I have similiar feelings about anti depressants/meds. I was totally reluctant to take them, and eventually when I got so bad I finally took the citalopram I had been prescriped but I had a serious adverse reaction to them. I then tried sertraline, amitryptiline and mirtazapine but had side effects and stopped taking them.

I guess I haven't found anything which really suits me yet but haven't given up hope. I just need to give my body time to recover from all the different medications and I had such a bad reaction to the citalopram that it gave me some anxiety about trying new ones.

I would love to take something to give me a bit of stability rather than the rollercoaster ride...just gotta give my body time to get ready for the new one. Good luck with your medications and hopefully it works out for you. I think medication can be a highly individual thing which can take time to find the right one. I guess some people get it right straight away and others take some time to find one which suits their make up. If you are feeling better after day 4 then there is some progress there so it sounds like it could be worth seeing through.

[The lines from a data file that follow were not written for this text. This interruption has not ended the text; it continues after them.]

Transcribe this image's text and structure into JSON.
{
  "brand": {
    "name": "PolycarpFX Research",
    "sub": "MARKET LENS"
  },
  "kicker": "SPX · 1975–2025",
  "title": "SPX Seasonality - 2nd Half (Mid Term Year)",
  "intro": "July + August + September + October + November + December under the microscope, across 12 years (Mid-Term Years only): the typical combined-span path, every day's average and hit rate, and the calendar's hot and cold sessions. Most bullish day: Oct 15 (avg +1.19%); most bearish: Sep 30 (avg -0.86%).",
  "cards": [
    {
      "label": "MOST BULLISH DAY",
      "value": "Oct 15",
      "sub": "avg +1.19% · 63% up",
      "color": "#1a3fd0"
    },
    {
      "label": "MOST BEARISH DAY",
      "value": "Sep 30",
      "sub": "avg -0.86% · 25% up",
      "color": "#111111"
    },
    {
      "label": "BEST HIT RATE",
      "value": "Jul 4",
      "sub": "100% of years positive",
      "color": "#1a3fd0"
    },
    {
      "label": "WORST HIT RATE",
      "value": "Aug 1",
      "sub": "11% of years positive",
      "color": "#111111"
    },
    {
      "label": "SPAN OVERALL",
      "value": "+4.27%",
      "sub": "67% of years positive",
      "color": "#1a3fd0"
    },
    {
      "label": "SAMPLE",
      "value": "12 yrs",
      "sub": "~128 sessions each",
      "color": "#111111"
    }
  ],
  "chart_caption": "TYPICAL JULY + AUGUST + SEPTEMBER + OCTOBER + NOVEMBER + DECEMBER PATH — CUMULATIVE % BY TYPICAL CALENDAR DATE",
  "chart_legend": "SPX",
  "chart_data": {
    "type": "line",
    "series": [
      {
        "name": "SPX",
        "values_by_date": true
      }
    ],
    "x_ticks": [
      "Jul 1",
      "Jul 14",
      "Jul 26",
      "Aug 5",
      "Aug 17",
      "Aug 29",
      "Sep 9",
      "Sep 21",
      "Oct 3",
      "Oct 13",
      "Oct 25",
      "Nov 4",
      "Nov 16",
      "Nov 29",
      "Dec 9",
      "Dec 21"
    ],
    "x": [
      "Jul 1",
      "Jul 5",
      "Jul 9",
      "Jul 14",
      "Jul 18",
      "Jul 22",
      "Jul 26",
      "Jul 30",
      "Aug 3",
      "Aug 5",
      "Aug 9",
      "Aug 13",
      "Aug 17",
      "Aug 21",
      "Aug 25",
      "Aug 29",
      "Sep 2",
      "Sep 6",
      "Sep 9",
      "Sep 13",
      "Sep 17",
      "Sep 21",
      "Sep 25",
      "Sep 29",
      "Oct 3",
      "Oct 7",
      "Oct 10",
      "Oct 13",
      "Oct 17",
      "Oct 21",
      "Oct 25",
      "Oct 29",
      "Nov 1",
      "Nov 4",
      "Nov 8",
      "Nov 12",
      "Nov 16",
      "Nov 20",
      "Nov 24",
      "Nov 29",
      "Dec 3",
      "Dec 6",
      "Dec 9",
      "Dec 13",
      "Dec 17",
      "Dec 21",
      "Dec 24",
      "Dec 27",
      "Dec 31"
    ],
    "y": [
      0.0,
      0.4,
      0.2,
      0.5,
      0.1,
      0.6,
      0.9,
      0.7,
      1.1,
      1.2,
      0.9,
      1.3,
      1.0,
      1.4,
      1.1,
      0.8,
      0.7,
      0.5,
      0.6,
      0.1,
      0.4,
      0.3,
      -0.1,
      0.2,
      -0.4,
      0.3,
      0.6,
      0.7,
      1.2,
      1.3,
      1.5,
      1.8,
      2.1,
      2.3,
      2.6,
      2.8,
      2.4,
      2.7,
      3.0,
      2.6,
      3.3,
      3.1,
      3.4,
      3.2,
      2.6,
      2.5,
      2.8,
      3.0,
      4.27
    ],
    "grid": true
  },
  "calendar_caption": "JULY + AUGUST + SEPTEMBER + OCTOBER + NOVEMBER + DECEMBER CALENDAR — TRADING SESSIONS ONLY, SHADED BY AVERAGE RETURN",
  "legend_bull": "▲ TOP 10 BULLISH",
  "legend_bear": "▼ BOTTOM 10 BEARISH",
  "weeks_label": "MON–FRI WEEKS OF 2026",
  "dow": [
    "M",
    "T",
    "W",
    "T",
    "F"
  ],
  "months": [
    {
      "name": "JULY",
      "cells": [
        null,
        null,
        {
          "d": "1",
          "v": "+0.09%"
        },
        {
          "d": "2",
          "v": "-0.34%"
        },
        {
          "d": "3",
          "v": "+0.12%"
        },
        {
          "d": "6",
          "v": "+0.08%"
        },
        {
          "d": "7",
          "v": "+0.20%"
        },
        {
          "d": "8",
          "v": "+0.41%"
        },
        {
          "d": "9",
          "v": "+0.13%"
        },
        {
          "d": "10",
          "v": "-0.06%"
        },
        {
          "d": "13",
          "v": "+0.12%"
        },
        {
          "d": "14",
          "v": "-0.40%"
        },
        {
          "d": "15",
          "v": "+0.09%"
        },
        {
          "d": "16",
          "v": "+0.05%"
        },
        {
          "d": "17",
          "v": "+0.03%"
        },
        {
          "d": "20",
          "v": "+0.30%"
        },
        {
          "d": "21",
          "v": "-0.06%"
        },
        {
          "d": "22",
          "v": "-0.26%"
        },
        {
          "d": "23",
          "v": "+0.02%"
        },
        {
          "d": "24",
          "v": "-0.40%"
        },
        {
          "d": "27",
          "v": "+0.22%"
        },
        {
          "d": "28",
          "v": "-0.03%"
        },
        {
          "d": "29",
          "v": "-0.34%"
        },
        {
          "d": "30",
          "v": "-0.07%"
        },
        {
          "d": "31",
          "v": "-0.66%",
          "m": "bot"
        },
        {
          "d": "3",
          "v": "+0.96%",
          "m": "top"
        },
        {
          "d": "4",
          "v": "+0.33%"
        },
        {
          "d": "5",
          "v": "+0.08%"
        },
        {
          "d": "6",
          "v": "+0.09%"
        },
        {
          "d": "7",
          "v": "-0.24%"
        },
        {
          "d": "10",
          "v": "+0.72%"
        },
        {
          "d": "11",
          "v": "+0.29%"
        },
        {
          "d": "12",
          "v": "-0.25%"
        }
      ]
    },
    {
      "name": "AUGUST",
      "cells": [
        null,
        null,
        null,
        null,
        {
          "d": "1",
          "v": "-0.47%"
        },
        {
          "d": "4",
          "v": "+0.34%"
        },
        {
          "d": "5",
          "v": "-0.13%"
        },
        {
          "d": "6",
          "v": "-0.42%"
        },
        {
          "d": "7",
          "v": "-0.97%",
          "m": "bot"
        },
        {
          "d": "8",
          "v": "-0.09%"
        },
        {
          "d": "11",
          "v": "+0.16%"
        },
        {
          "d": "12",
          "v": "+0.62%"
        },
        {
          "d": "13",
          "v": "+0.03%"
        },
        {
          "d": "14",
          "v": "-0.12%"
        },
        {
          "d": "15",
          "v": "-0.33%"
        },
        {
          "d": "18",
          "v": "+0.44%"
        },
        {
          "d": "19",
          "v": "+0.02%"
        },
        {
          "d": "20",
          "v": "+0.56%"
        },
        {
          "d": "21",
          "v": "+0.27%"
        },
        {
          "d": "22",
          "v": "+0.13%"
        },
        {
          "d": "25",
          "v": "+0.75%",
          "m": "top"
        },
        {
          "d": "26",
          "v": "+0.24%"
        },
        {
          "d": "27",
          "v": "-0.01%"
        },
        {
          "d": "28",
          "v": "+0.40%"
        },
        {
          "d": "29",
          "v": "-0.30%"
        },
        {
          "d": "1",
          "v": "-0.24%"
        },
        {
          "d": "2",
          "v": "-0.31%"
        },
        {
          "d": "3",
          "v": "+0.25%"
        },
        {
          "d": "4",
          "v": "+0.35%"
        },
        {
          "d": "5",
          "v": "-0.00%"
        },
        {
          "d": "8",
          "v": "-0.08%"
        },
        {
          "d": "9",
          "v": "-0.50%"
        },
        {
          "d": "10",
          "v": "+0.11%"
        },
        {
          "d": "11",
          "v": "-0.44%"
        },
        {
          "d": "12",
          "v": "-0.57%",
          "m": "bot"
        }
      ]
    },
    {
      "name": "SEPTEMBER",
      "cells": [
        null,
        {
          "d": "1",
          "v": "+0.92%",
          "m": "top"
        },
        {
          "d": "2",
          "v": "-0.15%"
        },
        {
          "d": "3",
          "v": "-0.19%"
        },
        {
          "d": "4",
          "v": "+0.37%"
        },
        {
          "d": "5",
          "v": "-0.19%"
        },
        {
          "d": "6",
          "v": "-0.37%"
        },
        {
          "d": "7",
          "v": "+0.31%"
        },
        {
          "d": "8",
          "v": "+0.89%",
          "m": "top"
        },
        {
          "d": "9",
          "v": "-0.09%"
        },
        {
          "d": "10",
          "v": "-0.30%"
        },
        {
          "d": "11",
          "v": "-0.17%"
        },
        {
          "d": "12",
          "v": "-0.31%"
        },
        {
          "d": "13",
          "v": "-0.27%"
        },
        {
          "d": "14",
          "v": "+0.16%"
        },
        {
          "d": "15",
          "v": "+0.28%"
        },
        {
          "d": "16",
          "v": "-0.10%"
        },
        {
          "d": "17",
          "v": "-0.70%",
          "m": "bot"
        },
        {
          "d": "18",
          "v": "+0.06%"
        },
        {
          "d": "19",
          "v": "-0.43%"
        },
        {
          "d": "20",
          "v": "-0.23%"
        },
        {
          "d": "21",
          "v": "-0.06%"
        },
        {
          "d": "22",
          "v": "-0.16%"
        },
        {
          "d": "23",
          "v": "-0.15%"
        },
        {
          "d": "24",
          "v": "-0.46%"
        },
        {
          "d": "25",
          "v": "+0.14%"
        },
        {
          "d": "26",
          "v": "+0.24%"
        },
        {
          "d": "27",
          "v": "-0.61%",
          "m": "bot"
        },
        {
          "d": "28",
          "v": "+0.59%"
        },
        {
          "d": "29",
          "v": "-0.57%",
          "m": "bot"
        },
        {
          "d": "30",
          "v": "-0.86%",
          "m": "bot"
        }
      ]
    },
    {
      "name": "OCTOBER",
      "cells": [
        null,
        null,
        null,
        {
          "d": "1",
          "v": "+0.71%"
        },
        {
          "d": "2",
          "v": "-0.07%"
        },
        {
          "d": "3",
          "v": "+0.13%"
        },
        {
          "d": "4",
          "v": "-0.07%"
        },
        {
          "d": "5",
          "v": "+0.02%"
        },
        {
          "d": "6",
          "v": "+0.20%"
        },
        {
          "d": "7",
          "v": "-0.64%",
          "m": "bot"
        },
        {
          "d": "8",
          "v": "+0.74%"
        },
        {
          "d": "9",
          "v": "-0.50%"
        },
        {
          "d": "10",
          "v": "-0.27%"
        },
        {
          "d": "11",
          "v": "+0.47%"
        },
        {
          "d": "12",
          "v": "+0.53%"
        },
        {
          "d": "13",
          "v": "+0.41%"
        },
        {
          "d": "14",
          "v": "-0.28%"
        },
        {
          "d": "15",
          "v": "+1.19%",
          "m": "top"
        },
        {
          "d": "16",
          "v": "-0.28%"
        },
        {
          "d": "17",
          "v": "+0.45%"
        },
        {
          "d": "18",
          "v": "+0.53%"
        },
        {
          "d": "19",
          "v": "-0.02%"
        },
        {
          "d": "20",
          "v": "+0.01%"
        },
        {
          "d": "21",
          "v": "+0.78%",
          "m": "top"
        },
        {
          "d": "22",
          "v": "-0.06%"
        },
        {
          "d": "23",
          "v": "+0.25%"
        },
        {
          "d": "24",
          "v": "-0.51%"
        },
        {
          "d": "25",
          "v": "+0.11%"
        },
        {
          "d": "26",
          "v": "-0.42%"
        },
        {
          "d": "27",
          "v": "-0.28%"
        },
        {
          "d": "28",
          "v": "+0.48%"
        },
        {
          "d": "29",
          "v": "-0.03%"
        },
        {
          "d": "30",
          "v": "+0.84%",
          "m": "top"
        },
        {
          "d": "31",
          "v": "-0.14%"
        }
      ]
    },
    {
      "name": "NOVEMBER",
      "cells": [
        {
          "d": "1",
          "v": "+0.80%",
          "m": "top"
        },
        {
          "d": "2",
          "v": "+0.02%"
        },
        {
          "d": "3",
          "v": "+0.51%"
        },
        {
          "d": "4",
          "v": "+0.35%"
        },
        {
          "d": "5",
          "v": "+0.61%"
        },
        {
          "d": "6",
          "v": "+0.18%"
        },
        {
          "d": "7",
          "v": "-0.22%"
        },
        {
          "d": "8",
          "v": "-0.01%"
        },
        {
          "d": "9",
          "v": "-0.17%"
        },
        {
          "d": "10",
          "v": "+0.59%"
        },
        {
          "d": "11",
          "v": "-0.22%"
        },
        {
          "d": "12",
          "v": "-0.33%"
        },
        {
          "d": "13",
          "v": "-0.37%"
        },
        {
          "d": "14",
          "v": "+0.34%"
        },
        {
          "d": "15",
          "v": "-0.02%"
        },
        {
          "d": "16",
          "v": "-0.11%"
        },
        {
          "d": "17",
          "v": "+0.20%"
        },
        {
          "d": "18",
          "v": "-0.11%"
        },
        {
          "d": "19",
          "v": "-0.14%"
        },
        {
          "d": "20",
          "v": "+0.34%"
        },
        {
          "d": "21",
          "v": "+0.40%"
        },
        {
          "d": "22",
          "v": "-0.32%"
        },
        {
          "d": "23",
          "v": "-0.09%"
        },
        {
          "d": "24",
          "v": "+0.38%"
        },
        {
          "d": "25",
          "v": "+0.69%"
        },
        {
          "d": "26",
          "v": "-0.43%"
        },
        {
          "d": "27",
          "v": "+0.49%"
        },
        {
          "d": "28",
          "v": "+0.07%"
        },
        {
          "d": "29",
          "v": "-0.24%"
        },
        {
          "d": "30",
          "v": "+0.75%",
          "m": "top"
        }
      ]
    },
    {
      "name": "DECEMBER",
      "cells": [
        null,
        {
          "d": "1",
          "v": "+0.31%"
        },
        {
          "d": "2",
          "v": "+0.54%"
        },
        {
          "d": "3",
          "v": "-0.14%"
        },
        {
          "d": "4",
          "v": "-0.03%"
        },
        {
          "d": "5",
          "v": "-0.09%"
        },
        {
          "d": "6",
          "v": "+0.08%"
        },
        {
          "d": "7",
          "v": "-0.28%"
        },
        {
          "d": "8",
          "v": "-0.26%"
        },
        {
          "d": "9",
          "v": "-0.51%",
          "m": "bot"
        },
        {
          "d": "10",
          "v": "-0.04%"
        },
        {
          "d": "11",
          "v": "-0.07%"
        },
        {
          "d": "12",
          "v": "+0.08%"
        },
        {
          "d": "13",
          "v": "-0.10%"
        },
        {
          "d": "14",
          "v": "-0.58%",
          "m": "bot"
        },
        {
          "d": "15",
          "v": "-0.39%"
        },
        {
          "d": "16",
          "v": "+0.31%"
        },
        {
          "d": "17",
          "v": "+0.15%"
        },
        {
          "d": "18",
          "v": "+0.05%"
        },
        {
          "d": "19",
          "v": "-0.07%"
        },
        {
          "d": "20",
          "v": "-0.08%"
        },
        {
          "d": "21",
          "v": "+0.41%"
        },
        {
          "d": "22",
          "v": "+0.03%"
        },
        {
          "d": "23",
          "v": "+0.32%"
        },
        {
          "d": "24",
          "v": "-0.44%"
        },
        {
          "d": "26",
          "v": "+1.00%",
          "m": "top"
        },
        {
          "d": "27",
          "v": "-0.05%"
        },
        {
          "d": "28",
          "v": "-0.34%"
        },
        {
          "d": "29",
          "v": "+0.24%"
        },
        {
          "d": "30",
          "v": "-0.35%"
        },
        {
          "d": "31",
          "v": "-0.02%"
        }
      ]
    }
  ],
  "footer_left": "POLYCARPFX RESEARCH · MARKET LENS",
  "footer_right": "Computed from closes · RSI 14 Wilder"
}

Personally I find my whole rollercoaster of emotions from high to low hard to deal with so the fact that you are using medication as a tool to stabilise yourself at the moment while you take care of the other stuff is ok, so go with the flow and if it helps you deal with everything right now and the medication agrees with your body stick with it for as long as you feel yo need it. As cherryblossom said, going on and off them doesn't do you any favours - I learnt that from my own experience. Good luck and hope it works out for you.
 
Antidepressants make me high. Ever since I started on my very first antidepressant, Prozac, at the age of 16, and doctors failed to realize that I was going manic. It happened two more times. Once again on Remeron, and then again on Remeron. Yes, I was stupid enough to try that one twice. I don't trust psychiatrists because they all know my history with getting "high" on antidepressants yet because of my depressive symptoms, insist that I go on an antidepressant yet again. I simply refuse. I have a mood cycling problem, not so much a major depressive problem. I am now on two mood stabilizers, and am doing much better. I know that antidepressants can help many, but trust your own instincts. Psychiatry is much a guessing game, and you are the guinea pig. Doctors never know how you are going to react to a medication. Hugs.